С этого дня Люлька во всём заменила Матрёну, а старая актриса появлялась на манеже только на премьерах или очень ответственных представлениях.
И заяц способен на подвиг
Он был самым обыкновенным зайцем. Летом его шкурка, как и полагается, желтела, зимой заяц становился белым, и чёрные полоски на его ушах резко выделялись.
Как-то заяц выступил в приморском городе. Время осеннее, вот-вот должна была перемениться шкурка, но заяц почему-то так и остался жёлтым – летним. Говорят, что с зайцами такое случается, если море рядом. Но в характере его, пожалуй, это не отразилось: заяц по-прежнему был пуглив, боялся всяких новых предметов и, разозлённый чем-нибудь, угрюмо и подолгу выбивал барабанную дробь. В цирке среди зверюшек он и был барабанщиком. Для зайца такая работа была нетрудной: барабанить, раздражаясь по пустякам, он привык с детства в лесу. Только здесь, в цирке, барабанить нужно было не со злости, а по знаку дрессировщика. Ну что ж, нужно так нужно, лишь бы за это давали вкусную, душистую петрушку. И заяц, увидев её, безразличный к публике, весело барабанил под оркестр.
Так и жил заяц в цирке ничем не примечательным, рядовым артистом. Он даже не имел своей отдельной квартиры, а жил вместе с целой семьёй никогда не унывающих, шумливых морских свинок. Друг другу они не мешали: заяц жил, не обращая на соседей внимания, а шустрые свинки, наверное, уважали его, такого большого, ушастого и умеющего прыгать аж до самого потолка клетки, – уважали, будто он был их вожатым. Только иногда морские свинки испуганно замолкали, слушая, как бойко и чётко на спине какого-нибудь их сородича заяц репетирует свой музыкальный номер.
На выступления их возили вместе. Но случалось зайцу со свинками работать перед ребятами, к которым ни поездом не проехать, ни пароходом не доплыть. Тогда все самолётом вылетали. Тут, конечно, неприметные артисты – заяц, лисицы, петухи, куницы – на первом месте оказывались. Ведь слона в небо не подымешь!
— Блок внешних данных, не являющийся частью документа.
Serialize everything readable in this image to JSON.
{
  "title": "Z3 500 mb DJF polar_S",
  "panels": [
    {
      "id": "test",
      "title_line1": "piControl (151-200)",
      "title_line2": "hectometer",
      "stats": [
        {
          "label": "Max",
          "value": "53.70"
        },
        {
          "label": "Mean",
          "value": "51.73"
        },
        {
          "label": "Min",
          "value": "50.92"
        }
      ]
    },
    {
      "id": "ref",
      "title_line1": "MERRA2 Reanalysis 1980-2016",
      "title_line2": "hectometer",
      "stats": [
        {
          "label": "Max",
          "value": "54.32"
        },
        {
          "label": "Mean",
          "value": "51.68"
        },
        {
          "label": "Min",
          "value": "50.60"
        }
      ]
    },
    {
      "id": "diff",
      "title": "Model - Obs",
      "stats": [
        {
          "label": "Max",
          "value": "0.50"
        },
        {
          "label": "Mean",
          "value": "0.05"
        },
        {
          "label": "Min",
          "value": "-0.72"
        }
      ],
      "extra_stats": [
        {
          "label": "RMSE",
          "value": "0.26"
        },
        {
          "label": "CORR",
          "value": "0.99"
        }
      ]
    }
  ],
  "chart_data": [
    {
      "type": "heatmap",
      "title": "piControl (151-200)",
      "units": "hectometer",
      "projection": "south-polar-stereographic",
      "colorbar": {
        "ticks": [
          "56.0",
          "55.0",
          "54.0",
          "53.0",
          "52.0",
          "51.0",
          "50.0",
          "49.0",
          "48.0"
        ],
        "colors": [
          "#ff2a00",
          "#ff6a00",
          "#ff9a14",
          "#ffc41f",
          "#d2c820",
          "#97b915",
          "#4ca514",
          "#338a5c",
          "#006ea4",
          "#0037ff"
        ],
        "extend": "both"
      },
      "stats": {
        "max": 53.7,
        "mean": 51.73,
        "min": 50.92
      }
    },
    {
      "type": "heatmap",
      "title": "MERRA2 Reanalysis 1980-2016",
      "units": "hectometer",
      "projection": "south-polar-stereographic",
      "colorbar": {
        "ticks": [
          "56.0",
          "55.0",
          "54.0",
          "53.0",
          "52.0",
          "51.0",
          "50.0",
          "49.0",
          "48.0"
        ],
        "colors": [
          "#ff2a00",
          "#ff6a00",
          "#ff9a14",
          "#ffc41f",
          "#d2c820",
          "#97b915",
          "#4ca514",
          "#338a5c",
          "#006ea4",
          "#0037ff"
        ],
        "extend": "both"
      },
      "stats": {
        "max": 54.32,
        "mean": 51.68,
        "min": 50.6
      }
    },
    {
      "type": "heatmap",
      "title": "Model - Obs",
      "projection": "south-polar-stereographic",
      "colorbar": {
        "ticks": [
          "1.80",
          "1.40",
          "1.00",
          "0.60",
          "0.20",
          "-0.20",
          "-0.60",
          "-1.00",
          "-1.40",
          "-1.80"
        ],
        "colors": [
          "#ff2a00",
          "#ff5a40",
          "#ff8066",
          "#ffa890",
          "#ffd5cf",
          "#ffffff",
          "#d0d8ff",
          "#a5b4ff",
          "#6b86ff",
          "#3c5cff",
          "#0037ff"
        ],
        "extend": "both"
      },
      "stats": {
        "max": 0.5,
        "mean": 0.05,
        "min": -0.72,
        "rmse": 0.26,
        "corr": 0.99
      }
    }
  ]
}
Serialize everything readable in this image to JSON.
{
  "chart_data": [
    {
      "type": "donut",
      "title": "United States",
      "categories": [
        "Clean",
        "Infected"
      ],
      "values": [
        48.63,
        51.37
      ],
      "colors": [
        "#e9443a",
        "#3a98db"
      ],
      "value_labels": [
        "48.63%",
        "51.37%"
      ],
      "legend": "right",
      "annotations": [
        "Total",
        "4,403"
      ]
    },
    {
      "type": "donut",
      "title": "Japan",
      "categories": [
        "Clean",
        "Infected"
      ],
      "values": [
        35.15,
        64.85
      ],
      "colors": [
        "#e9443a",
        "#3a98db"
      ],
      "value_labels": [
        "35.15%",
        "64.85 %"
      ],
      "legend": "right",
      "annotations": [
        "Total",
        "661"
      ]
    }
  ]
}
И вот однажды летел заяц со своими соседями на самолёте. Трудный рейс был. Недаром свинки замолкли, будто уснули, а зайцу дышать всё тяжелее становилось. Когда самолёт приземлился, сразу стали клетки вынимать и ставить на багажную тележку. Нагрузили полную тележку и отправили клетки к машине. Лишь одна заячья клетка случайно свалилась и затерялась среди каких-то тюков. Заяц приник к решётке: никак не надышится крутым морозным воздухом. Даже свинки ожили, засуетились.